Element bodies contain character data.
- Character data is any data that is not markup, e.g., stuff inside tags.
- The characters &, <, >, ', and " are markup delimiters and may not appear in character data. These may be represented by the five escape sequences defined for XML, e.g., "&amp", "&lt", "&gt", "&apos", and "&quot", respectively.
- CDATA sections are a way to pass data that contains markup delimiters without using escape sequences. The XML parser will not interprete characters in a CDATA section, but simply pass it along to the application. The syntax for a CDATA section is:
  
  <! [CDATA[...]]>
  Note that CDATA sections will not work for passing binary data to an application, as it is possible that the binary data contain a bit sequence interpreted by the parser as "]]>". This would cause termination of the CDATA section before the binary data was completely digested.
To pass binary data, you must convert it to a character representation. Converting to hexadecimal representation is easy, but doubles memory required to hold the data. The Simple Object Acess Protocol (SOAP) parser uses a conversion scheme that expands binary data by about 30%.

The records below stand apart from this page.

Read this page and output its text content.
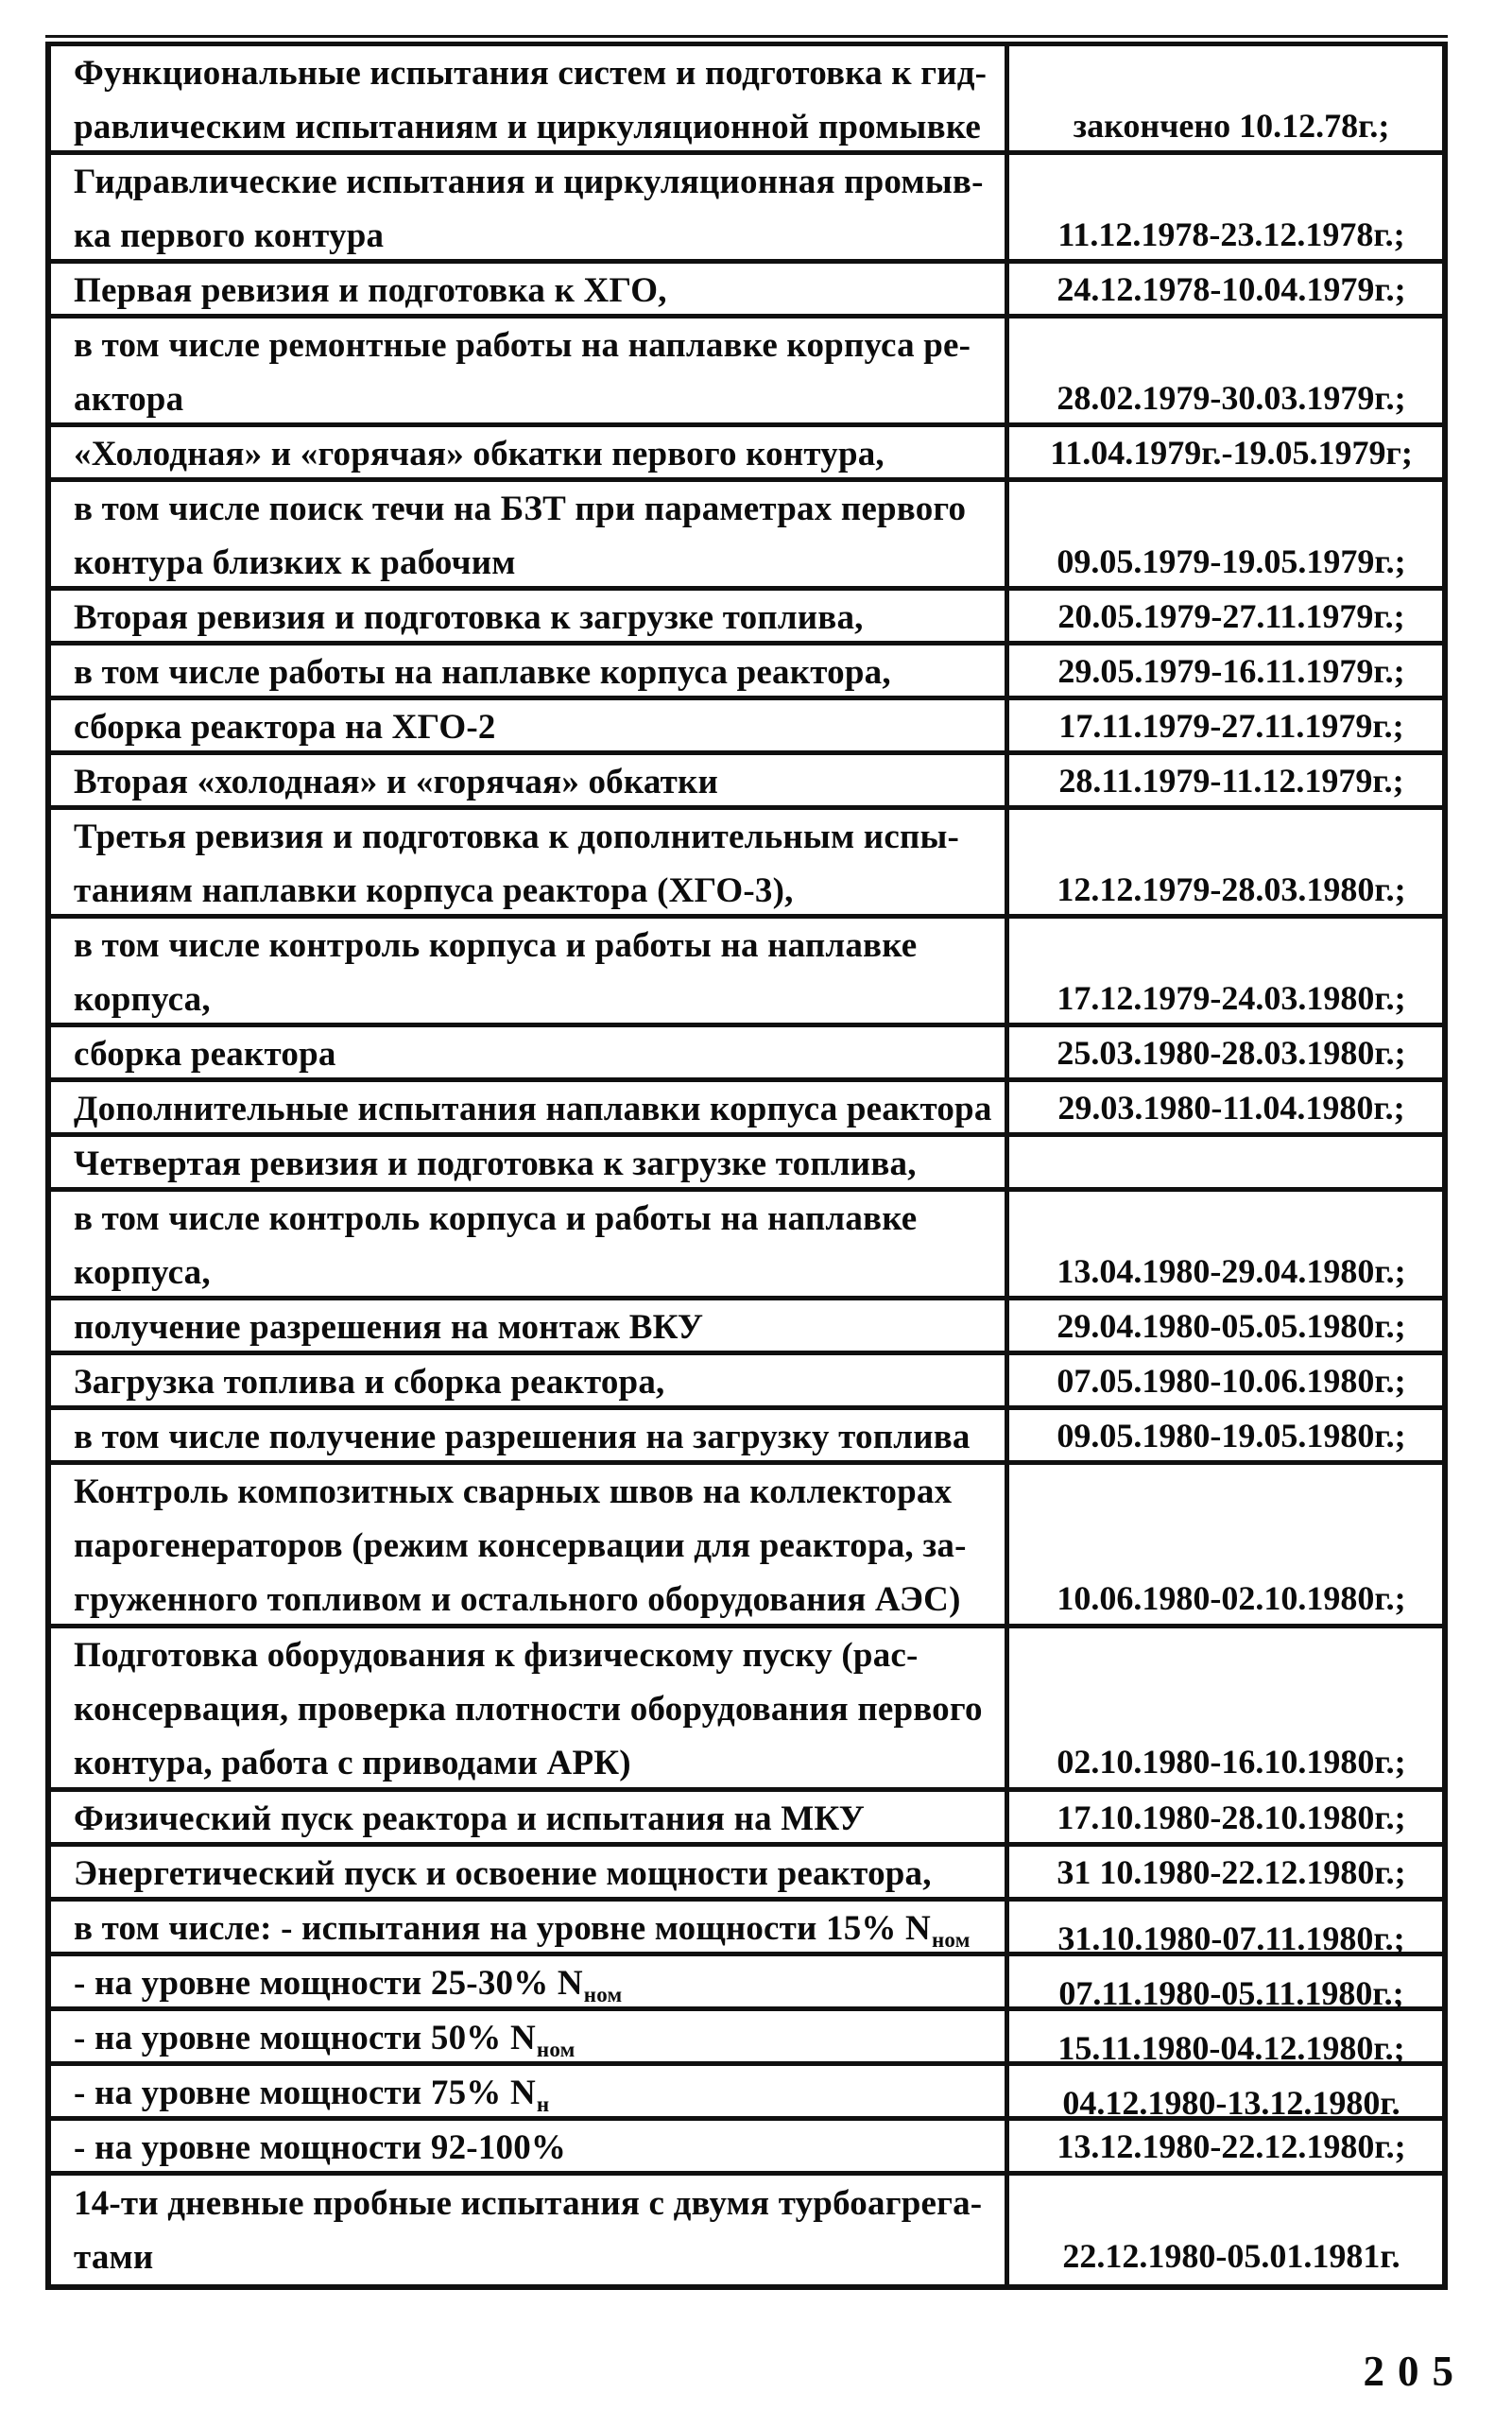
Функциональные испытания систем и подготовка к гид-
равлическим испытаниям и циркуляционной промывке	закончено 10.12.78г.;
Гидравлические испытания и циркуляционная промыв-
ка первого контура	11.12.1978-23.12.1978г.;
Первая ревизия и подготовка к ХГО,	24.12.1978-10.04.1979г.;
в том числе ремонтные работы на наплавке корпуса ре-
актора	28.02.1979-30.03.1979г.;
«Холодная» и «горячая» обкатки первого контура,	11.04.1979г.-19.05.1979г;
в том числе поиск течи на БЗТ при параметрах первого
контура близких к рабочим	09.05.1979-19.05.1979г.;
Вторая ревизия и подготовка к загрузке топлива,	20.05.1979-27.11.1979г.;
в том числе работы на наплавке корпуса реактора,	29.05.1979-16.11.1979г.;
сборка реактора на ХГО-2	17.11.1979-27.11.1979г.;
Вторая «холодная» и «горячая» обкатки	28.11.1979-11.12.1979г.;
Третья ревизия и подготовка к дополнительным испы-
таниям наплавки корпуса реактора (ХГО-3),	12.12.1979-28.03.1980г.;
в том числе контроль корпуса и работы на наплавке
корпуса,	17.12.1979-24.03.1980г.;
сборка реактора	25.03.1980-28.03.1980г.;
Дополнительные испытания наплавки корпуса реактора 29.03.1980-11.04.1980г.;
Четвертая ревизия и подготовка к загрузке топлива,
в том числе контроль корпуса и работы на наплавке
корпуса,	13.04.1980-29.04.1980г.;
получение разрешения на монтаж ВКУ	29.04.1980-05.05.1980г.;
Загрузка топлива и сборка реактора,	07.05.1980-10.06.1980г.;
в том числе получение разрешения на загрузку топлива	09.05.1980-19.05.1980г.;
Контроль композитных сварных швов на коллекторах
парогенераторов (режим консервации для реактора, за-
груженного топливом и остального оборудования АЭС)	10.06.1980-02.10.1980г.;
Подготовка оборудования к физическому пуску (рас-
консервация, проверка плотности оборудования первого
контура, работа с приводами АРК)	02.10.1980-16.10.1980г.;
Физический пуск реактора и испытания на МКУ	17.10.1980-28.10.1980г.;
Энергетический пуск и освоение мощности реактора,	31 10.1980-22.12.1980г.;
в том числе: - испытания на уровне мощности 15% $N_{ном}$	31.10.1980-07.11.1980г.;
- на уровне мощности 25-30% $N_{ном}$	07.11.1980-05.11.1980г.;
- на уровне мощности 50% $N_{ном}$	15.11.1980-04.12.1980г.;
- на уровне мощности 75% $N_н$	04.12.1980-13.12.1980г.
- на уровне мощности 92-100%	13.12.1980-22.12.1980г.;
14-ти дневные пробные испытания с двумя турбоагрега-
тами	22.12.1980-05.01.1981г.
205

A well-formed XML document has:
- An optional prolog:
  - Starts with the line:
    
    <?xml version="1.0">
    This identifies the file contents as belonging to an XML document.
  - Processing instructions (more on this later).
  - A reference to a DTD or schema, used for validation.
  Stand-alone documents should include the first item. The second two are strictly optional. XML data islands, used as part of a larger document (perhaps HTML), will not use the first item either.
- A body with a single root node. The body of this root node may contain one or more elements, as may the bodies of any descendent node.
- An optional epilogue consisting of comments and processing instructions.